XPixelGroup / HAT

CVPR2023 - Activating More Pixels in Image Super-Resolution Transformer Arxiv - HAT: Hybrid Attention Transformer for Image Restoration
Apache License 2.0
1.14k stars 134 forks source link

Does the Real-HAT have a small version like HAT-S? #126

Open ANYMS-A opened 5 months ago

ANYMS-A commented 5 months ago

Does the Real-HAT have a small version like HAT-S? SInce I want to deploy the HAT on a edge-computing device. But Real-HAT is too large to be deployed.

0MiDo0 commented 5 months ago

I met the same problem, the Real-HAT SRx4 requires too much VRAM. It would be better if the author releases a Real-HAT SRx2 version

wangxinchao-bit commented 2 months ago

Do you have trained the Real-HAT SRx2 ?

0MiDo0 commented 2 months ago

Do you have trained the Real-HAT SRx2 ?

Not yet, my GPU is not enough for training (RTX 4070Ti 12GB). If you want a good model, you need a large batch_size for training, 12GB is only enough for batch_size=1 (img_size 512)

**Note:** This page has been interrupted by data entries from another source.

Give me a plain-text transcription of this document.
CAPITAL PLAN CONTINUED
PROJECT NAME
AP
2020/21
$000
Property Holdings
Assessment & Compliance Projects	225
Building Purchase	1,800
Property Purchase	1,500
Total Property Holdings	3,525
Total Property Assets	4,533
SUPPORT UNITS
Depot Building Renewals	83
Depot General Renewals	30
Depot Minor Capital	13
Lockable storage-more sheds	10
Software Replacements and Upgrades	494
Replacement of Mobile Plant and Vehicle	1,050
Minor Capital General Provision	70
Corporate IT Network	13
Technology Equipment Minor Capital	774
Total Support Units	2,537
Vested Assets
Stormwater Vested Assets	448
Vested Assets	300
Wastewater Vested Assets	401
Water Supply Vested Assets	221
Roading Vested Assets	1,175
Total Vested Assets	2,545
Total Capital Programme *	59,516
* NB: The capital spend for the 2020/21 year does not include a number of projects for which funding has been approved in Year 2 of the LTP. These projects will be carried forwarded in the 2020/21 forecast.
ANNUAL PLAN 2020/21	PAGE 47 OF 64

wangxinchao-bit commented 2 months ago

Have you come across any smaller models that deliver slightly better performance? I'm interested in experimenting with a GAN. I saw that the author trained their network using a 2080 with a batch size of 4 for x4 super-resolution and achieved impressive results. However, I'm not sure about the duration of their training process.

0MiDo0 commented 2 months ago

Have you come across any smaller models that deliver slightly better performance? I'm interested in experimenting with a GAN. I saw that the author trained their network using a 2080 with a batch size of 4 for x4 super-resolution and achieved impressive results. However, I'm not sure about the duration of their training process.

Because my image for training is too large, which is 512*512, batch_size 1 takes 11.7 GB vram. I'm now using Real-ESRGAN, it's OK for me, but not as good as HAT. There is a new network called DRCT, you can have a look: https://github.com/ming053l/drct image

wangxinchao-bit commented 2 months ago

Thank you, I wander how long it spend for yout to make supre resolution for 512*512 images with real-esrgan?